Lawson is a firm believer in the strength of the influences we receive as children, a theme explored in the book. Lawson’s father was a research chemist for an oil company in Sarnia, Ontario, and the family lived in Blackwell, which was then a small farming community — though not nearly as remote as that of Crow Lake — and spent summers at a cottage up north.
She studied psychology at McGill University in Montreal in the mid-sixties, and says that Montreal was an eye-opening experience after growing up in Blackwell. “We had the radio, but we had no television, and relative to what kids know today ... they are just so much more knowledgeable than we were.” She graduated in 1968 and went to England, finding work in a steel-industry research lab in London, which is where she met her husband, Richard.
Published under the “New Face of Fiction” program at age 55, Lawson calls herself a “late starter,” though she began writing when her sons were small. She joined a creative-writing class, which she continues to attend, mainly for the companionship, and she took literature courses to study other writers. She describes the first novel she wrote, which was set in England, as a disaster: though it was a good story with characters and plot, she didn’t know what she wanted to say. “It was a story without a point.”

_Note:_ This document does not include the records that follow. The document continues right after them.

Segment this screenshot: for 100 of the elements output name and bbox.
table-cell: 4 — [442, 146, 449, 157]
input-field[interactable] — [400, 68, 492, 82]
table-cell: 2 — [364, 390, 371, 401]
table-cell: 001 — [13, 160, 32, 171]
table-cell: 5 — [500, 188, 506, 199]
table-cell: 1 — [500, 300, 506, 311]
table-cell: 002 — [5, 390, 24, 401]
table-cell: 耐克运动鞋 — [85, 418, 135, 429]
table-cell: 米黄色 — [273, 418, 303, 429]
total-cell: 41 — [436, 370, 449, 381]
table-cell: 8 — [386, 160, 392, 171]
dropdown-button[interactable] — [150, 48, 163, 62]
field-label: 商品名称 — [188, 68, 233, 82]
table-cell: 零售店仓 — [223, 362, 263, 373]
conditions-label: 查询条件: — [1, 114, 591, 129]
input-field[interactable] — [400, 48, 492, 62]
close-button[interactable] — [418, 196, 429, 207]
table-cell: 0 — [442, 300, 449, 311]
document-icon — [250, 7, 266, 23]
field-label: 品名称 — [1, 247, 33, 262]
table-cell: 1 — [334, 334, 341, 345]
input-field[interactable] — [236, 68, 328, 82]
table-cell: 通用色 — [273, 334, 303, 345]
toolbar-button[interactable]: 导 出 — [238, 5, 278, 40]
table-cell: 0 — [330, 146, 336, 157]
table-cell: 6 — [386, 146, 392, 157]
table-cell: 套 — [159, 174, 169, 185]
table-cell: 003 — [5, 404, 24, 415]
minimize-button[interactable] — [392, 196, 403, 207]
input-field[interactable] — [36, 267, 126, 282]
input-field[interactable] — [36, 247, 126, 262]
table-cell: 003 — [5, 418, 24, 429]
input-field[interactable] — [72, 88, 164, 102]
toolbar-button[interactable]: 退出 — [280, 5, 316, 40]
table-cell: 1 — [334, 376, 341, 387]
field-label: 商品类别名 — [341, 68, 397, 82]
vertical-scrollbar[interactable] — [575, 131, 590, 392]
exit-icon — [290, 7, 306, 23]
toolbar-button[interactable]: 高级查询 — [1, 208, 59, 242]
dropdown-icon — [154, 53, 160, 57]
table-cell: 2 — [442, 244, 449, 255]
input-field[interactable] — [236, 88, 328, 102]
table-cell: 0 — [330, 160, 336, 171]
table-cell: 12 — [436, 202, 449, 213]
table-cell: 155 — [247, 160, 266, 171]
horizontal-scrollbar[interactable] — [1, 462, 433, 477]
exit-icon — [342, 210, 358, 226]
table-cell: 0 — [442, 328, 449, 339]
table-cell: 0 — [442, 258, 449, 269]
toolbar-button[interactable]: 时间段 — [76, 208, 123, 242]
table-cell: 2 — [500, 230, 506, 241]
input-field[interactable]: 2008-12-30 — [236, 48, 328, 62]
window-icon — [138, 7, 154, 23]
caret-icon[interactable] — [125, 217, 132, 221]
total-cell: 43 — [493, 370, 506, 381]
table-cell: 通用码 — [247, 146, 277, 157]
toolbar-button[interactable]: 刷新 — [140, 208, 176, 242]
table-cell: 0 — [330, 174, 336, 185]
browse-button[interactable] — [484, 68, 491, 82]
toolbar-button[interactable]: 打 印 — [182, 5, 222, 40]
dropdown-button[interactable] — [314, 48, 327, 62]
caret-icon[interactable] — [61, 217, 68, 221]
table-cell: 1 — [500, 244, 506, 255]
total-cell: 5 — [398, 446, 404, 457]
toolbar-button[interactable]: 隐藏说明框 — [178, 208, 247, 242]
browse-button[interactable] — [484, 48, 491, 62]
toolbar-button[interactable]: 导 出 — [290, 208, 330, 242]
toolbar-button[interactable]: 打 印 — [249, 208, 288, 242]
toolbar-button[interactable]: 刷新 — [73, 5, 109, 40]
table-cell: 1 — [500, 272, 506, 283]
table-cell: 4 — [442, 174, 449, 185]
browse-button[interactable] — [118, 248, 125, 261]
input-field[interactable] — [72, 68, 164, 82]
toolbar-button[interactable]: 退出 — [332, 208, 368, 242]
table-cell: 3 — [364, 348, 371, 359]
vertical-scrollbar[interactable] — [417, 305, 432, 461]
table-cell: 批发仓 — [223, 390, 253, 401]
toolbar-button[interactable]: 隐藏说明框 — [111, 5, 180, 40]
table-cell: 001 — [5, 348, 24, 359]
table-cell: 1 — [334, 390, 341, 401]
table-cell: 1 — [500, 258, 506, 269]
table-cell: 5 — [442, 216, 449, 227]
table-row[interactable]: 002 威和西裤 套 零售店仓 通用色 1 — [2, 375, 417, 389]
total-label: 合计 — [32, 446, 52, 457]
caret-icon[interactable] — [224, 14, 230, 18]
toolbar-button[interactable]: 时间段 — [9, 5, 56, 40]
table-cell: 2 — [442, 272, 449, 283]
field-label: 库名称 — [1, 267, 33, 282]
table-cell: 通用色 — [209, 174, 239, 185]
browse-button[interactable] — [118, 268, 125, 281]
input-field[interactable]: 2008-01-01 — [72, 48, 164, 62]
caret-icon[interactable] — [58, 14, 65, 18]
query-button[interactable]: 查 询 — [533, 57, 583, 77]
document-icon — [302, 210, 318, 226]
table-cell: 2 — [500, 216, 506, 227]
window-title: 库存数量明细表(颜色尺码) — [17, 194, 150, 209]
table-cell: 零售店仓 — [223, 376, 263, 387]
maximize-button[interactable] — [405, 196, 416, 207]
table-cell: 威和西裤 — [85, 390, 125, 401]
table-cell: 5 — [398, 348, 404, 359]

Then her parents fell ill with cancer, and she spent a lot of time in Canada. She started writing Crow Lake shortly after the double trauma of her parents dying and her sons leaving home. “I was thinking a lot about the passing of time and different types of loss and the importance of family and the significance of childhood. I think you are particularly receptive when you are a kid, and you take in not just the physical landscape, but the society and the culture and what matters to people. And it all just sits there -- eventually, if you are a writer, it comes out.”
At length, a short story she wrote in the 1980s for Woman’s Realm magazine in England was transformed into Crow Lake. She sent the manuscript out several times before it found the right agent, who then responded enthusiastically within twenty-four hours. The characters in the novel are entirely invented, with the exception of the baby, Bo, who was modelled closely on her own little sister. She was interested in exploring the brother-sister relationship and the notion that family members establish roles for one another which are hard to break free from (“In my family...I’m the ‘Emoter’,” she notes). In particular, she wanted to look at hero worship and what happens “to the worshipper and to the hero” when the hero fails. While indebted to J. D. Salinger for pointing her towards using children as a subject, and to Harper Lee’s To Kill a Mockingbird for the technique of writing a book with a child as narrator, Lawson says it was having her own children that taught her that people are born as individuals.
With its powerful emotional resonance, Crow Lake has already won the hearts of many readers, and Lawson’s next novel will be anxiously awaited.